The International Conference on Water Sustainability (IDWS) is an annual international conference and exhibition focused on water innovation, sustainability, desalination technologies, water security, water reuse, infrastructure development, and environmental solutions. The event is held in Jeddah and is organized by the Saudi Water Authority.

== History ==
The International Conference on Water Sustainability was established in 2022 by the Saudi Water Authority to promote innovation in the global water sector and facilitate collaboration among public and private sector stakeholders.

The third edition was held from November 25 to 27, 2024, in Jeddah, under the patronage of the Minister of Environment, Water, and Agriculture, Abdulrahman bin Abdulmohsen Al-Fadley.

The 2024 edition of the conference hosted the Global Prize for Innovation in Desalination (GPID), an international competition established by the Saudi Water Authority. The GPID was received by a team from Nanyang Technological University for developing a membrane-based desalination technology designed to improve water-treatment efficiency and reduce energy consumption.

The fourth edition of IDWS was held from 8 to 10 December 2025 in Jeddah under the patronage of Prince Saud bin Abdullah bin Jalawi, Governor of Jeddah. During the event, the Global Prize for Innovation in Water (GPIW) was awarded to researchers and innovators for projects focused on improving the efficiency and sustainability of water production and treatment technologies.

During the event, the Rabigh Water Oasis (SWA Rabigh Water Oasis) was officially announced as an integrated research and innovation ecosystem.
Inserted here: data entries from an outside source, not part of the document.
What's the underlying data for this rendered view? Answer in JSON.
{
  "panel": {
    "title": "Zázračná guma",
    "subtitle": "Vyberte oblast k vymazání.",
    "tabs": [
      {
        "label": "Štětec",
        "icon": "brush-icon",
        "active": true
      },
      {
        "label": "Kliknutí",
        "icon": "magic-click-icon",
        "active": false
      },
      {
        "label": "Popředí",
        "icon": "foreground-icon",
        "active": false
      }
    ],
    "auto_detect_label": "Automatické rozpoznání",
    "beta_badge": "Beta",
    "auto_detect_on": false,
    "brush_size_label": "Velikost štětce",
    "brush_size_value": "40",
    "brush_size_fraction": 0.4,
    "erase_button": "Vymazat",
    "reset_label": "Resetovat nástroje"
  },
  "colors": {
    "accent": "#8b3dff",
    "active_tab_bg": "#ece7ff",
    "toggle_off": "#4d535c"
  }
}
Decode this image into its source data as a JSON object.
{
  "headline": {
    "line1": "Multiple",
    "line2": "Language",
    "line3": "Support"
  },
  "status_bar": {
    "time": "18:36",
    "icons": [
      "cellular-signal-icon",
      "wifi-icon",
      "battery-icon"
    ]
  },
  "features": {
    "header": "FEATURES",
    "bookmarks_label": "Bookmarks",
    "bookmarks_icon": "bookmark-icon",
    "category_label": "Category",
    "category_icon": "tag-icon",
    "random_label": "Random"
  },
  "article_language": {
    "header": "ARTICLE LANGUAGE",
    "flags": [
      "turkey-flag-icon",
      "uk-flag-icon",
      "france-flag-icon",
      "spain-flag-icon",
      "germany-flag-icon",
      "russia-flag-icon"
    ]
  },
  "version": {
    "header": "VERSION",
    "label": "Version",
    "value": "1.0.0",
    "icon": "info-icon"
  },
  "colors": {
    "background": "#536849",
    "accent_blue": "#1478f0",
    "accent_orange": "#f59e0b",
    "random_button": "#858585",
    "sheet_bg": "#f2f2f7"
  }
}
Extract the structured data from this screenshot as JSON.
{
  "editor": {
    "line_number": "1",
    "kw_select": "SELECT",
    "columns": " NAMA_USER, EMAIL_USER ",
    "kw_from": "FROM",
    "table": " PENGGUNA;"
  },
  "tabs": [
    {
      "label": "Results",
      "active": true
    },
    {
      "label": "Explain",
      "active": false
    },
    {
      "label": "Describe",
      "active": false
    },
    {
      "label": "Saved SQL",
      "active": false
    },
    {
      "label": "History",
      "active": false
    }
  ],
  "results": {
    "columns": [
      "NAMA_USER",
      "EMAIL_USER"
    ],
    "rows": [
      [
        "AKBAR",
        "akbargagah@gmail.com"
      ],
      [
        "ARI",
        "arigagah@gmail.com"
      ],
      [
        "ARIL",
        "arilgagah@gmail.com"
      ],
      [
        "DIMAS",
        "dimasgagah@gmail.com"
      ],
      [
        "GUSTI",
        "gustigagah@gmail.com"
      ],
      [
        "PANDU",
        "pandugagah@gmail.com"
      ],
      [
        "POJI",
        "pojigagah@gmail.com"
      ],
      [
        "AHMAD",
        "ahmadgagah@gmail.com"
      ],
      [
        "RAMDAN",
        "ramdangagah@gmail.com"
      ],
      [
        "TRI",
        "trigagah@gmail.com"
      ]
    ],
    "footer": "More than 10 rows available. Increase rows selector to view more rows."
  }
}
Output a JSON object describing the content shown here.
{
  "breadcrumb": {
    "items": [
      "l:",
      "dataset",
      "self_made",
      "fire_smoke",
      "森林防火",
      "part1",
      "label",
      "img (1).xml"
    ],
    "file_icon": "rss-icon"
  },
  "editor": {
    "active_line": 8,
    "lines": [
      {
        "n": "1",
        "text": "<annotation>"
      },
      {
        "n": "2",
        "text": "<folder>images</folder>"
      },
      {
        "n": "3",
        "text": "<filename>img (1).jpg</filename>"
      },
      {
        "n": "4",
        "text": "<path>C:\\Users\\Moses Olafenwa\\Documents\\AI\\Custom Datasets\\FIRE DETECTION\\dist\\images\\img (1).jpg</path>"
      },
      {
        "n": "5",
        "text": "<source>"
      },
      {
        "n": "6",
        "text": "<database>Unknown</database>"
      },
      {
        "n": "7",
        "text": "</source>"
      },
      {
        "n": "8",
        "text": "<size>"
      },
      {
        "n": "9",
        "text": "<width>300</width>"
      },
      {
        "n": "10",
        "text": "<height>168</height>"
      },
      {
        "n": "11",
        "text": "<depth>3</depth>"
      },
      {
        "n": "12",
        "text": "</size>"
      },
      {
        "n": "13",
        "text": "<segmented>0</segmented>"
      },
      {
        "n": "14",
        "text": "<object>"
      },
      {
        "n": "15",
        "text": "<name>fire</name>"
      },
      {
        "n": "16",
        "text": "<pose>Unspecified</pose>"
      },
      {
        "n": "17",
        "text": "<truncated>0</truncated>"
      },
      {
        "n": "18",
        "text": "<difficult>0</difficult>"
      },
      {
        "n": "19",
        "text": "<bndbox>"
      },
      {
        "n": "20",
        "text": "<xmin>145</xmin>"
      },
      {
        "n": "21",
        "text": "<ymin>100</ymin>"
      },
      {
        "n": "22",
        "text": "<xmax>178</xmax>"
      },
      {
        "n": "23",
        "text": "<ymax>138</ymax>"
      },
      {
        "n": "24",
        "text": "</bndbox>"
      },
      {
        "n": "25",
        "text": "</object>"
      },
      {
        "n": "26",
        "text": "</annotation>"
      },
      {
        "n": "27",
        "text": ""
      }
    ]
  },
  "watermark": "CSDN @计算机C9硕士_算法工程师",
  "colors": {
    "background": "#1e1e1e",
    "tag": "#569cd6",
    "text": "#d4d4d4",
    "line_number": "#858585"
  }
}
The Rabigh Water Oasis received a Guinness World Record after being certified as the world's largest water innovation oasis, with an area of 33,395.88 square meters.

The conference hosted Miyahthon, a water-focused innovation competition that brought together entrepreneurs, researchers, students, and innovators to develop solutions for water-related challenges.

The fifth edition of IDWS is scheduled to take place in Jeddah from 7 to 9 December 2026 at The Ritz-Carlton in Jeddah.